Все помыслы Лансдорфа были обращены к этой неведомой операции, которая, как он был уверен, в один прекрасный день сделает его знаменитым. И он чувствовал себя счастливым только ночью, когда можно было стряхнуть все будничные докучливые заботы и в тишине сладостно обдумывать бесконечные варианты, хитроумные ходы этой операции, предвкушать триумф, который его ожидает. Так было ночью, а днем волею несправедливой судьбы ему приходилось заниматься мелкой работой.

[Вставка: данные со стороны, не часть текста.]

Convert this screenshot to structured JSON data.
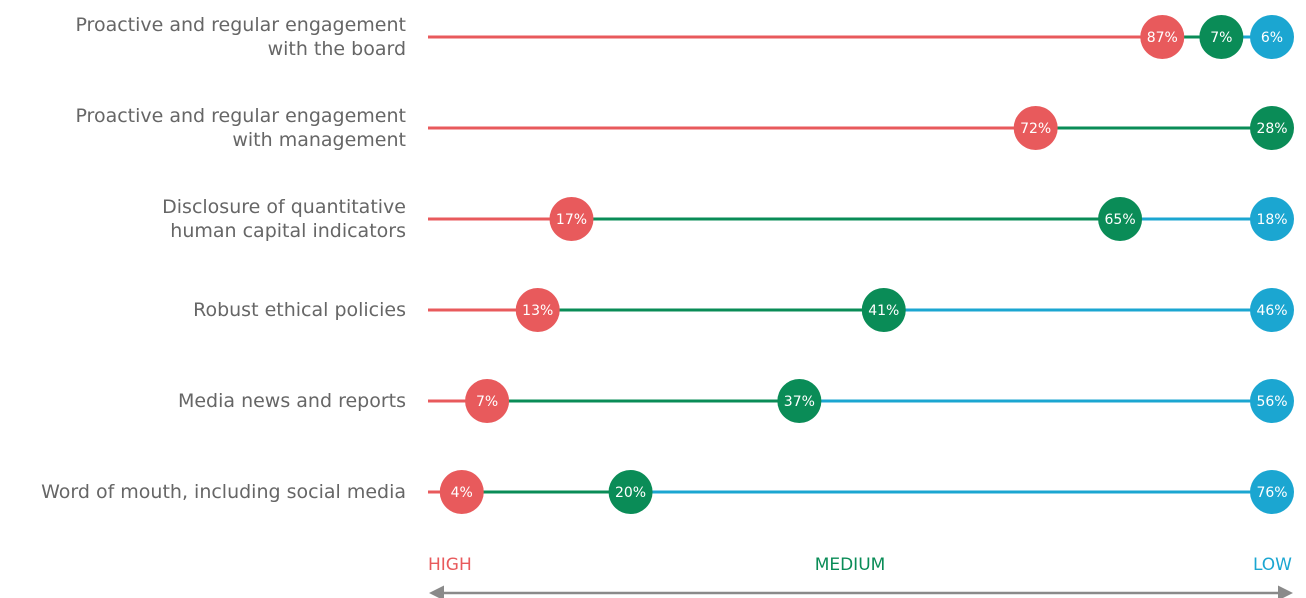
{
  "chart_data": {
    "type": "dot-stack",
    "categories": [
      "Proactive and regular engagement\nwith the board",
      "Proactive and regular engagement\nwith management",
      "Disclosure of quantitative\nhuman capital indicators",
      "Robust ethical policies",
      "Media news and reports",
      "Word of mouth, including social media"
    ],
    "series": [
      {
        "name": "HIGH",
        "color": "#e85a5c",
        "values": [
          87,
          72,
          17,
          13,
          7,
          4
        ],
        "value_labels": [
          "87%",
          "72%",
          "17%",
          "13%",
          "7%",
          "4%"
        ]
      },
      {
        "name": "MEDIUM",
        "color": "#0a8c57",
        "values": [
          7,
          28,
          65,
          41,
          37,
          20
        ],
        "value_labels": [
          "7%",
          "28%",
          "65%",
          "41%",
          "37%",
          "20%"
        ]
      },
      {
        "name": "LOW",
        "color": "#1ba6d1",
        "values": [
          6,
          null,
          18,
          46,
          56,
          76
        ],
        "value_labels": [
          "6%",
          null,
          "18%",
          "46%",
          "56%",
          "76%"
        ]
      }
    ],
    "xlim": [
      0,
      100
    ]
  }
}
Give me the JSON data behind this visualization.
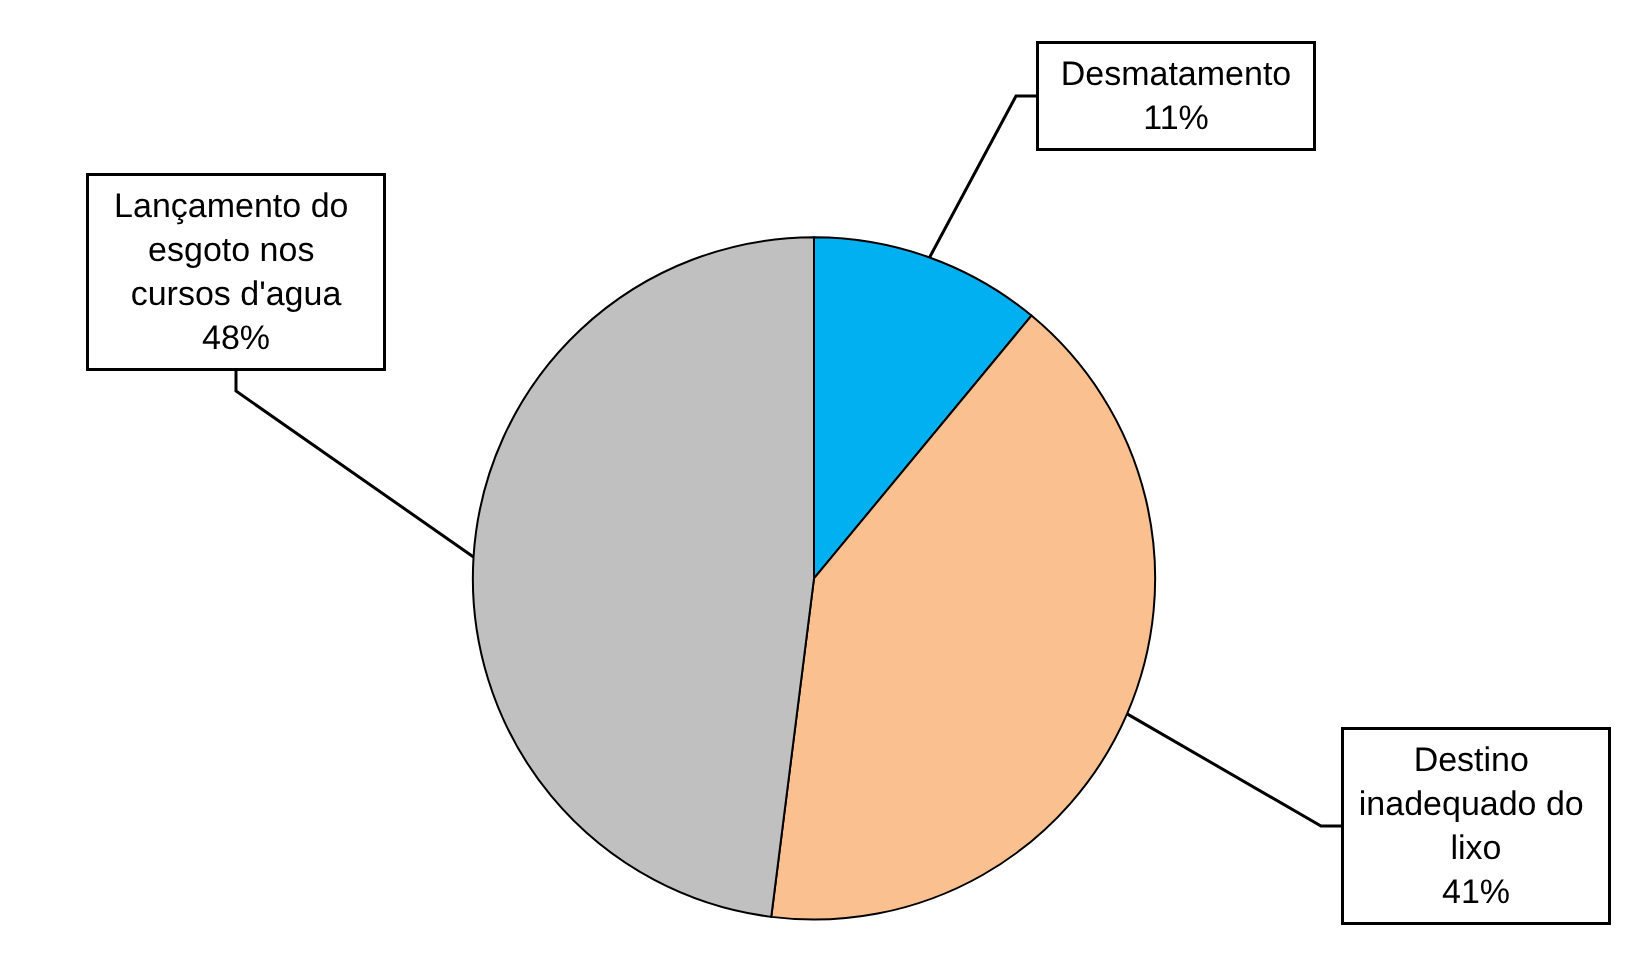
{
  "chart_data": {
    "type": "pie",
    "categories": [
      "Desmatamento",
      "Destino inadequado do lixo",
      "Lançamento do esgoto nos cursos d'agua"
    ],
    "values": [
      11,
      41,
      48
    ],
    "colors": [
      "#00b0f0",
      "#fac08f",
      "#c0c0c0"
    ],
    "value_labels": [
      "11%",
      "41%",
      "48%"
    ],
    "legend": false
  }
}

И естественно, что поручение вербовать военнопленных для массовых шпионско-диверсионных акций Лансдорф воспринимал так же, как принял бы боевой офицер приказ покинуть строй и отправиться в глубокий тыл, чтобы обучать там новобранцев.
А ведь Лансдорфу, пожелай того начальство, было где развернуться. «Психологическая лаборатория имперского военного министерства», «Высшая школа разведки», созданная Гиммлером в Баварии, «Курсы повышения квалификации» в пригороде Берлина, где периодически проходили переподготовку крупнейшие разведчики, — вот подходящая для него арена, там он мог бы блеснуть своей профессиональной осведомленностью, изобретательностью известного своими трудами многим разведкам мира мастера шпионажа.
Здесь же приходилось заниматься черновой работой, недостойной его квалификации и к тому же бессмысленной. Лансдорф давно уже сумел понять, что стратегия, применимая к другим европейским странам, в войне с Россией оказалась несостоятельной.
Все эти страны были завоеваны дважды: сначала незримо, тотальным немецким шпионажем, охватывающим все, вплоть до правящей верхушки, и только после этого вермахт собирал свои армии в железный кулак и молниеносно сокрушал, повергая к своим ногам, государства, разъеденные изнутри ржавчиной предательства.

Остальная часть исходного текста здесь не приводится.